Fu quando scoprì le prime sculture sulle montagne del Perù su un altopiano a 4 mila metri di altezza verso la fine degli anni ’50, che capì di aver trovato i resti di un antica civilizzazione esistita prima del diluvio.
Passò la sua vita a studiare questi luoghi sparsi per il mondo e dopo anni di ricerche giunse alla conclusione che le opere servissero a creare un piano segreto costituito da figure, segni e simboli che se decifrati, indicavano l’entrata alle caverne in cui sopravvisse la specie umana.

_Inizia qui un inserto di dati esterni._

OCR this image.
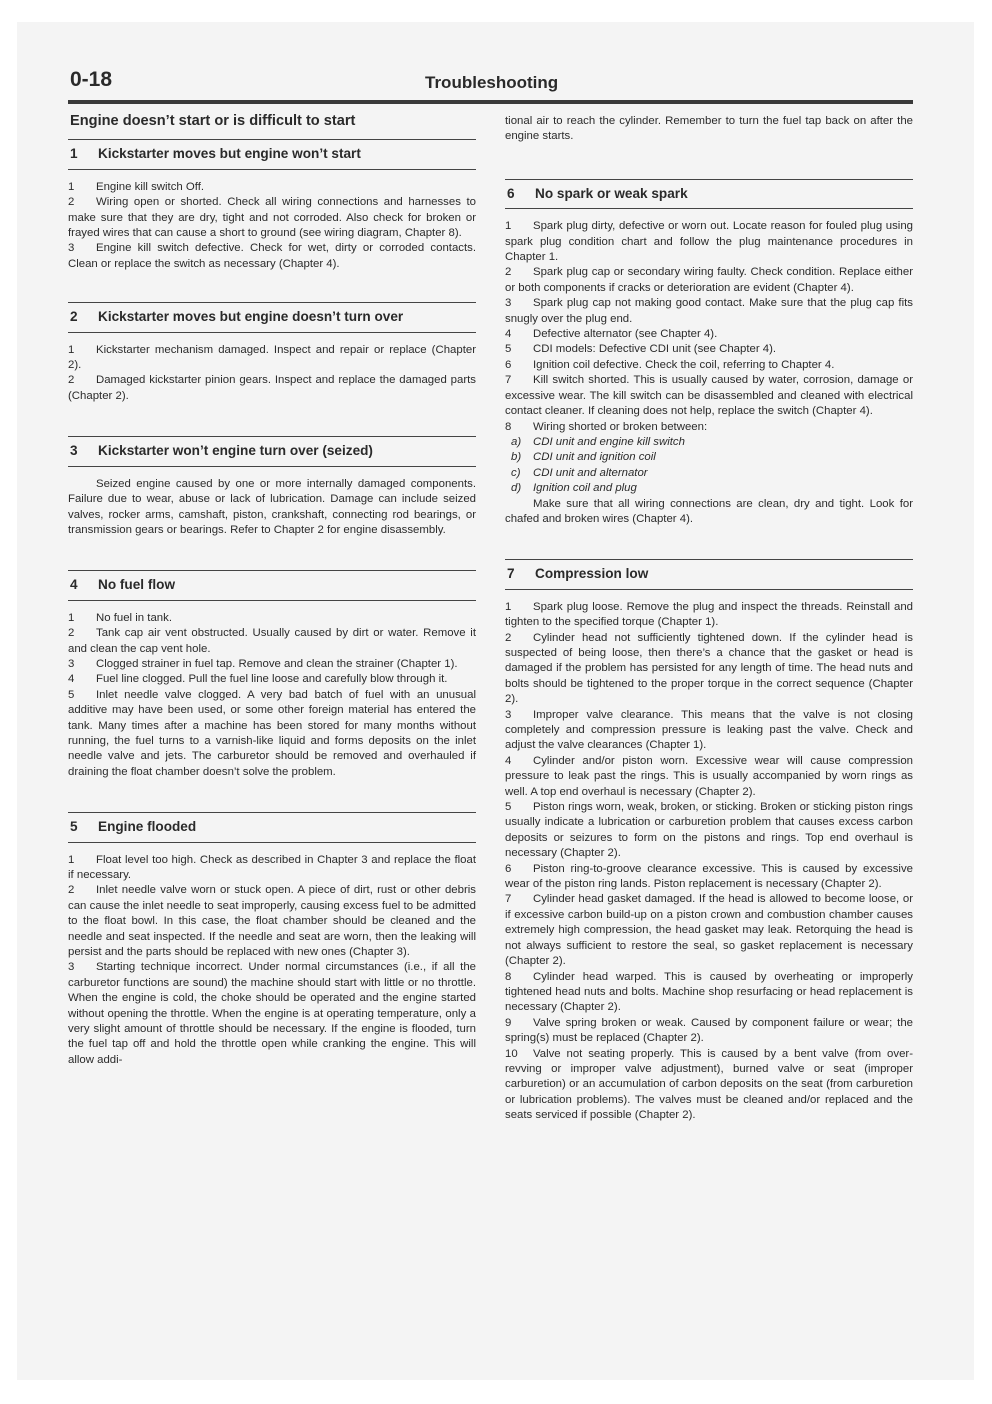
0-18	Troubleshooting
Engine doesn’t start or is difficult to start
1 Kickstarter moves but engine won’t start

1 Engine kill switch Off.

2 Wiring open or shorted. Check all wiring connections and harnesses to make sure that they are dry, tight and not corroded. Also check for broken or frayed wires that can cause a short to ground (see wiring diagram, Chapter 8).

3 Engine kill switch defective. Check for wet, dirty or corroded contacts. Clean or replace the switch as necessary (Chapter 4).

2 Kickstarter moves but engine doesn’t turn over

1 Kickstarter mechanism damaged. Inspect and repair or replace (Chapter 2).

2 Damaged kickstarter pinion gears. Inspect and replace the damaged parts (Chapter 2).

3 Kickstarter won’t engine turn over (seized)

Seized engine caused by one or more internally damaged components. Failure due to wear, abuse or lack of lubrication. Damage can include seized valves, rocker arms, camshaft, piston, crankshaft, connecting rod bearings, or transmission gears or bearings. Refer to Chapter 2 for engine disassembly.

4 No fuel flow

1 No fuel in tank.

2 Tank cap air vent obstructed. Usually caused by dirt or water. Remove it and clean the cap vent hole.

3 Clogged strainer in fuel tap. Remove and clean the strainer (Chapter 1).

4 Fuel line clogged. Pull the fuel line loose and carefully blow through it.

5 Inlet needle valve clogged. A very bad batch of fuel with an unusual additive may have been used, or some other foreign material has entered the tank. Many times after a machine has been stored for many months without running, the fuel turns to a varnish-like liquid and forms deposits on the inlet needle valve and jets. The carburetor should be removed and overhauled if draining the float chamber doesn’t solve the problem.

5 Engine flooded

1 Float level too high. Check as described in Chapter 3 and replace the float if necessary.

2 Inlet needle valve worn or stuck open. A piece of dirt, rust or other debris can cause the inlet needle to seat improperly, causing excess fuel to be admitted to the float bowl. In this case, the float chamber should be cleaned and the needle and seat inspected. If the needle and seat are worn, then the leaking will persist and the parts should be replaced with new ones (Chapter 3).

3 Starting technique incorrect. Under normal circumstances (i.e., if all the carburetor functions are sound) the machine should start with little or no throttle. When the engine is cold, the choke should be operated and the engine started without opening the throttle. When the engine is at operating temperature, only a very slight amount of throttle should be necessary. If the engine is flooded, turn the fuel tap off and hold the throttle open while cranking the engine. This will allow addi-

tional air to reach the cylinder. Remember to turn the fuel tap back on after the engine starts.

6 No spark or weak spark

1 Spark plug dirty, defective or worn out. Locate reason for fouled plug using spark plug condition chart and follow the plug maintenance procedures in Chapter 1.

2 Spark plug cap or secondary wiring faulty. Check condition. Replace either or both components if cracks or deterioration are evident (Chapter 4).

3 Spark plug cap not making good contact. Make sure that the plug cap fits snugly over the plug end.

4 Defective alternator (see Chapter 4).

5 CDI models: Defective CDI unit (see Chapter 4).

6 Ignition coil defective. Check the coil, referring to Chapter 4.

7 Kill switch shorted. This is usually caused by water, corrosion, damage or excessive wear. The kill switch can be disassembled and cleaned with electrical contact cleaner. If cleaning does not help, replace the switch (Chapter 4).

8 Wiring shorted or broken between:

a) CDI unit and engine kill switch

b) CDI unit and ignition coil

c) CDI unit and alternator

d) Ignition coil and plug

Make sure that all wiring connections are clean, dry and tight. Look for chafed and broken wires (Chapter 4).

7 Compression low

1 Spark plug loose. Remove the plug and inspect the threads. Reinstall and tighten to the specified torque (Chapter 1).

2 Cylinder head not sufficiently tightened down. If the cylinder head is suspected of being loose, then there’s a chance that the gasket or head is damaged if the problem has persisted for any length of time. The head nuts and bolts should be tightened to the proper torque in the correct sequence (Chapter 2).

3 Improper valve clearance. This means that the valve is not closing completely and compression pressure is leaking past the valve. Check and adjust the valve clearances (Chapter 1).

4 Cylinder and/or piston worn. Excessive wear will cause compression pressure to leak past the rings. This is usually accompanied by worn rings as well. A top end overhaul is necessary (Chapter 2).

5 Piston rings worn, weak, broken, or sticking. Broken or sticking piston rings usually indicate a lubrication or carburetion problem that causes excess carbon deposits or seizures to form on the pistons and rings. Top end overhaul is necessary (Chapter 2).

6 Piston ring-to-groove clearance excessive. This is caused by excessive wear of the piston ring lands. Piston replacement is necessary (Chapter 2).

7 Cylinder head gasket damaged. If the head is allowed to become loose, or if excessive carbon build-up on a piston crown and combustion chamber causes extremely high compression, the head gasket may leak. Retorquing the head is not always sufficient to restore the seal, so gasket replacement is necessary (Chapter 2).

8 Cylinder head warped. This is caused by overheating or improperly tightened head nuts and bolts. Machine shop resurfacing or head replacement is necessary (Chapter 2).

9 Valve spring broken or weak. Caused by component failure or wear; the spring(s) must be replaced (Chapter 2).

10 Valve not seating properly. This is caused by a bent valve (from over-revving or improper valve adjustment), burned valve or seat (improper carburetion) or an accumulation of carbon deposits on the seat (from carburetion or lubrication problems). The valves must be cleaned and/or replaced and the seats serviced if possible (Chapter 2).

L’umanità antecedente si è rifugiata in caverne di pietra nate durante la formazione geologica delle montagne. Gli antichi sapevano che nella storia dell’umanità la civiltà è stata distrutta ed è risorta più volte. E tutte le volte ha dovuto ricominciare da capo perché ogni cosa era andata perduta.
Quando ho deciso di seguire le ricerche di Daniel Ruzo e ho cominciato a conoscere “il Valle de Tepoztlàn” sono venuto a sapere che qua le montagne sono percorse da enormi caverne ancora inesplorate, lunghe svariati chilometri. Durante il Miocene, un’enorme eruzione proveniente dalla cintura vulcanica centrale del Messico, sprigionò milioni di tonnellate di magma che ricoprirono tutta la zona.
Questo mare incandescente riversatosi nelle valli , racchiuse enormi bolle di aria che si trasformarono in cunicoli ed immensi spazi sotterranei quando la lava fu solidificata. Chi si è azzardato ad esplorare questi luoghi spesso non è più tornato. Si racconta che sia possibile arrivare alla capitale lungo tunnel naturali che passano sotto le montagne per centinaia di chilometri.
Durante una corsa in taxi, il tassista mi ha raccontato che suo nonno, camminando per la montagna aveva trovato un’entrata nella roccia, che portava ad un tunnel sotterraneo mai esplorato.